A giudicare dalle prime dichiarazioni il nuovo Presidente cambierà molto di quanto realizzato dal suo predecessore, prima di tutto naturalmente gli uomini e le donne nei posti chiave. Quali sono i maggiori pericoli di tali cambiamenti?
Per Attorney general (capo del dipartimento di giustizia) ha scelto un senatore dell’Alabama che è stato bocciato come giudice 30 anni fa per dichiarazioni razziste. Per Consigliere sulla Sicurezza ha scelto uno che ha insultato la religione musulmana. Sabato scorso a Washington, a un convegno della destra estrema (“Alt Right”) in lingua tedesca, facevano propaganda nazista, in favore della razza bianca parlando di Trump come “non uno di noi, ma uno che ha una connessione psicologica con noi, cioè più profonda di quella che abbiamo con altri repubblicani.”
Che ripercussioni potranno avere i cambiamenti proposti da Trump nella politica interna?
I repubblicani ormai controllano il Congresso, la presidenza e la maggior parte delle legislature statali. I democratici avranno poche opzioni, oltre a poter fare appello ai tribunali e all’opinione pubblica. In 2 anni ci saranno le nuove elezioni del MidTerm e se i repubblicani non portassero risultati positivi o se esagerassero potrebbe esserci un capovolgimento.
Hillary ha perso perché il Paese non è pronto a un presidente donna, o almeno non era pronto dopo aver eletto il primo presidente di colore?
Hillary non ha ricevuto le percentuali di sostegno dalle donne che Barack ha ricevuto dagli afro-americani. Non c’era per lei lo stesso entusiasmo che c’era per Obama. Trump ha accusato Hillary di “non avere più la forza fisica” e di “essere malata”, tutte dichiarazioni che volevano intendere e comunicare che una donna non è adatta alla presidenza. Certamente fra alcuni elettori questo argomento ha fatto presa.
Secondo lei il presidente Obama dovrebbe guidare l’opposizione contro Trump continuando a fare politica attiva o ritirarsi, come aveva auspicato, a una vita privata?
Nel nostro sistema, non potrebbe farlo. Sarà una voce importante, ma ci vuole qualcuno sul campo per guidare l’opposizione. Sarà uno dei senatori democratici a farlo, vediamo chi emerge.
Quante possibilità ci sono che Michelle Obama corra per la presidenza nel 2020? Sarebbe la persona giusta?
Zero. Non ha interesse. Ed è così credibile proprio per questa sua indipendenza e atteggiamento.
Una domanda sull’Italia. Sta seguendo le vicende sul referendum? Da importante esponente della comunità italo-americana di Chicago che opinione si è fatto sulla comunità dei nostri expat? Seguiranno il forte appello al voto del Governo? E se andranno a votare, secondo lei, cosa voteranno?

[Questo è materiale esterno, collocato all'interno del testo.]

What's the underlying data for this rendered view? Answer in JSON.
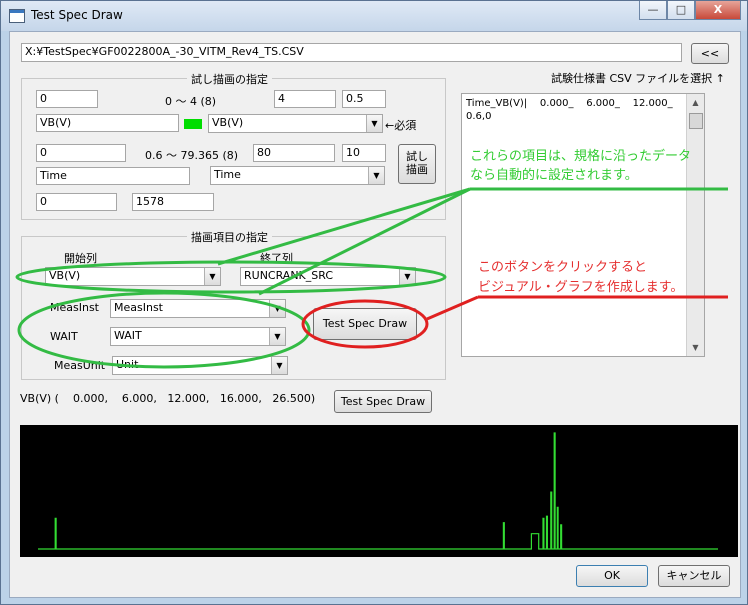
{
  "window": {
    "title": "Test Spec Draw",
    "controls": [
      "—",
      "□",
      "X"
    ]
  },
  "file": {
    "path": "X:¥TestSpec¥GF0022800A_-30_VITM_Rev4_TS.CSV",
    "back_button": "<<",
    "select_hint": "試験仕様書 CSV ファイルを選択 ↑"
  },
  "trial": {
    "group_title": "試し描画の指定",
    "row1": {
      "min": "0",
      "range": "0 ～ 4 (8)",
      "max": "4",
      "step": "0.5"
    },
    "row2": {
      "label_field": "VB(V)",
      "combo": "VB(V)",
      "required": "←必須"
    },
    "row3": {
      "min": "0",
      "range": "0.6 ～ 79.365 (8)",
      "max": "80",
      "step": "10"
    },
    "row4": {
      "label_field": "Time",
      "combo": "Time"
    },
    "row5": {
      "a": "0",
      "b": "1578"
    },
    "draw_button_line1": "試し",
    "draw_button_line2": "描画",
    "color_swatch": "#00dd00"
  },
  "items": {
    "group_title": "描画項目の指定",
    "start_col_label": "開始列",
    "end_col_label": "終了列",
    "start_col": "VB(V)",
    "end_col": "RUNCRANK_SRC",
    "meas_inst_label": "MeasInst",
    "meas_inst": "MeasInst",
    "wait_label": "WAIT",
    "wait": "WAIT",
    "meas_unit_label": "MeasUnit",
    "meas_unit": "Unit"
  },
  "spec_text": {
    "line1": "Time_VB(V)|    0.000_    6.000_    12.000_",
    "line2": "0.6,0"
  },
  "annotations": {
    "green_line1": "これらの項目は、規格に沿ったデータ",
    "green_line2": "なら自動的に設定されます。",
    "red_line1": "このボタンをクリックすると",
    "red_line2": "ビジュアル・グラフを作成します。"
  },
  "buttons": {
    "test_spec_draw": "Test Spec Draw",
    "test_spec_draw_2": "Test Spec Draw",
    "ok": "OK",
    "cancel": "キャンセル"
  },
  "values_line": "VB(V) (    0.000,    6.000,   12.000,   16.000,   26.500)",
  "colors": {
    "trace": "#33dd33",
    "annotation_green": "#33bb44",
    "annotation_red": "#e02020"
  },
  "chart_data": {
    "type": "line",
    "x_unit": "Time",
    "ylim": [
      0,
      26.5
    ],
    "xlim": [
      0,
      1578
    ],
    "points": [
      [
        0,
        0
      ],
      [
        40,
        0
      ],
      [
        40,
        7
      ],
      [
        42,
        7
      ],
      [
        42,
        0
      ],
      [
        1080,
        0
      ],
      [
        1080,
        6
      ],
      [
        1082,
        6
      ],
      [
        1082,
        0
      ],
      [
        1145,
        0
      ],
      [
        1145,
        3.5
      ],
      [
        1162,
        3.5
      ],
      [
        1162,
        0
      ],
      [
        1172,
        0
      ],
      [
        1172,
        7
      ],
      [
        1174,
        7
      ],
      [
        1174,
        0
      ],
      [
        1180,
        0
      ],
      [
        1180,
        7.5
      ],
      [
        1182,
        7.5
      ],
      [
        1182,
        0
      ],
      [
        1190,
        0
      ],
      [
        1190,
        13
      ],
      [
        1192,
        13
      ],
      [
        1192,
        0
      ],
      [
        1198,
        0
      ],
      [
        1198,
        26.5
      ],
      [
        1200,
        26.5
      ],
      [
        1200,
        0
      ],
      [
        1205,
        0
      ],
      [
        1205,
        9.5
      ],
      [
        1207,
        9.5
      ],
      [
        1207,
        0
      ],
      [
        1213,
        0
      ],
      [
        1213,
        5.5
      ],
      [
        1215,
        5.5
      ],
      [
        1215,
        0
      ],
      [
        1578,
        0
      ]
    ]
  }
}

Il primo ministro Renzi è stato a Chicago recentemente. Ha fatto un’ottima impressione sulla comunità di expat, con gli uomini d’affari americani e giornalisti. Ha trovato molto consenso sul referendum. Dopo le nostre elezioni, fare previsioni è pericoloso. Dico solo che dalla mia famiglia a Chicago arriveranno 3 Sì.